FOOD FOR THOUGHT: Mad Cow and Wasting Disease
Periodically checking the websites of the FDA, USDA, CDC and CFIA for updated information.
I don't have many answers. The more I read, research, e-mail, and phone various experts, the more I find myself concentrating on the "loophole" words and phrases, such as: highly unlikely, perhaps, maybe, possible, probable, documented, nearly, estimated and my favorite - "appears but not scientifically proven, so we'll just say undocumented."
Overwhelmingly, scientists believe our human and dogs' food supply chain is safe from BSE and CWD, well, except in very rare instances. And, in those cases, it is the humans, not our dogs, who are not guaranteed 100 percent safety.
Other than those anecdotes reported by Ann Martin, I have found no documented cases of prion disease in dogs.
If I owned a kitty, or had children, I'd make certain there was no pet food containing beef or beef byproducts or beef meal in my home. I'd follow the recommendations of Ben Jones.
If I had venison or elk meat in my freezer, I'd call my local Department of Public Health and ask how to safely and permanently dispose of it. Perhaps you'd come to a different conclusion.
Each of us must make informed decisions for the well being of our families and our pets. For me, these decisions will be based upon:
Looking for articles by the Pet Food Institute and Association of American Feed Control Officials to review the latest facts, figures and research.
Recommendations from my local Department of Public Health and Fish and Game Department for up to the minute information, so that I may personally assess risk factors in my area.
Snooping around to find out what consumers unions, my local food co-op and organic food distributors in my area are saying and recommending. Our food co-op often plays host to a wide variety of speakers on the topic of food safety. Everything from irradiated foods to genetically altered grains has been discussed. I'm going to get on their e-mail list.
An ongoing dialogue with my veterinarian regarding what foods he recommends as safe and asking for his updated opinions on BSE and CWD.
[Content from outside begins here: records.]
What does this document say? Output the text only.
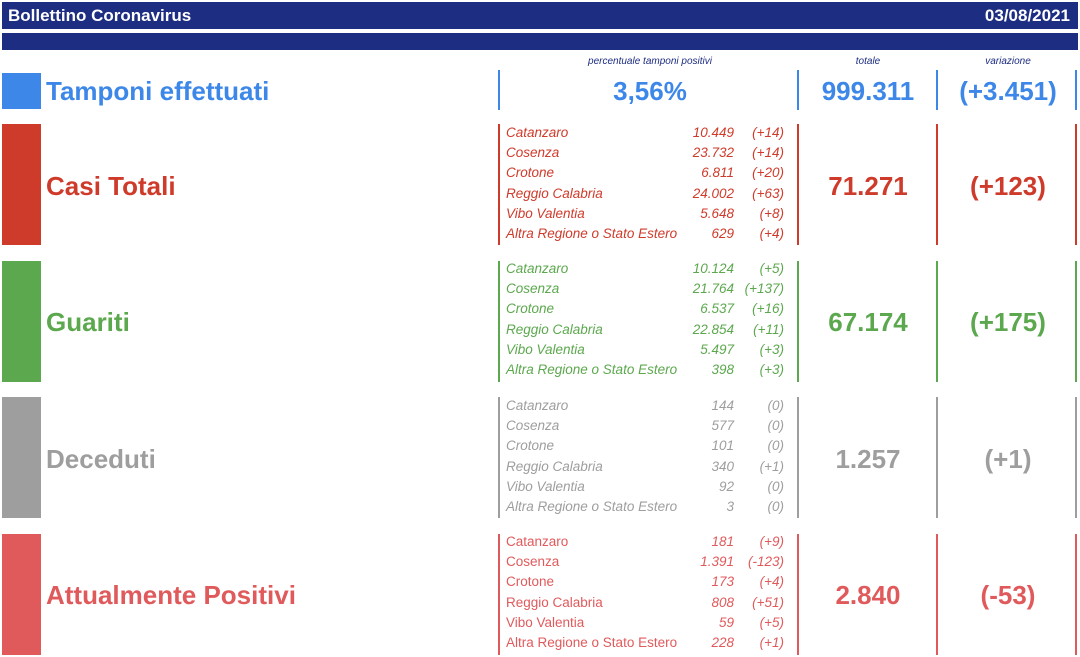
Bollettino Coronavirus	03/08/2021
percentuale tamponi positivi	totale	variazione
Tamponi effettuati	3,56%	999.311	(+3.451)
Casi Totali
Catanzaro	10.449 (+14)
Cosenza	23.732 (+14)
Crotone	6.811 (+20)
Reggio Calabria	24.002 (+63)
Vibo Valentia	5.648 (+8)
Altra Regione o Stato Estero	629 (+4)
71.271	(+123)
Guariti
Catanzaro	10.124 (+5)
Cosenza	21.764 (+137)
Crotone	6.537 (+16)
Reggio Calabria	22.854 (+11)
Vibo Valentia	5.497 (+3)
Altra Regione o Stato Estero	398 (+3)
67.174	(+175)
Deceduti
Catanzaro	144 (0)
Cosenza	577 (0)
Crotone	101 (0)
Reggio Calabria	340 (+1)
Vibo Valentia	92 (0)
Altra Regione o Stato Estero	3 (0)
1.257	(+1)
Attualmente Positivi
Catanzaro	181 (+9)
Cosenza	1.391 (-123)
Crotone	173 (+4)
Reggio Calabria	808 (+51)
Vibo Valentia	59 (+5)
Altra Regione o Stato Estero	228 (+1)
2.840	(-53)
If you ever notice any abnormal neurological symptoms in your cat, immediately consult a veterinarian and if the cat dies, request a necropsy to rule out an outbreak of FSE within the U.S.
Recently, a friend who feeds raw beef to her dogs organized friends into a food-buying co-op for pet owners. They contacted a local rancher who sells organic-certified beef and contracted to purchase scraps and bones on a regular basis, reducing not only their individual costs but their collective worries.
The jury is out on BSE and CWD. More is unknown than is certain. Knowledge is power; so update yours often.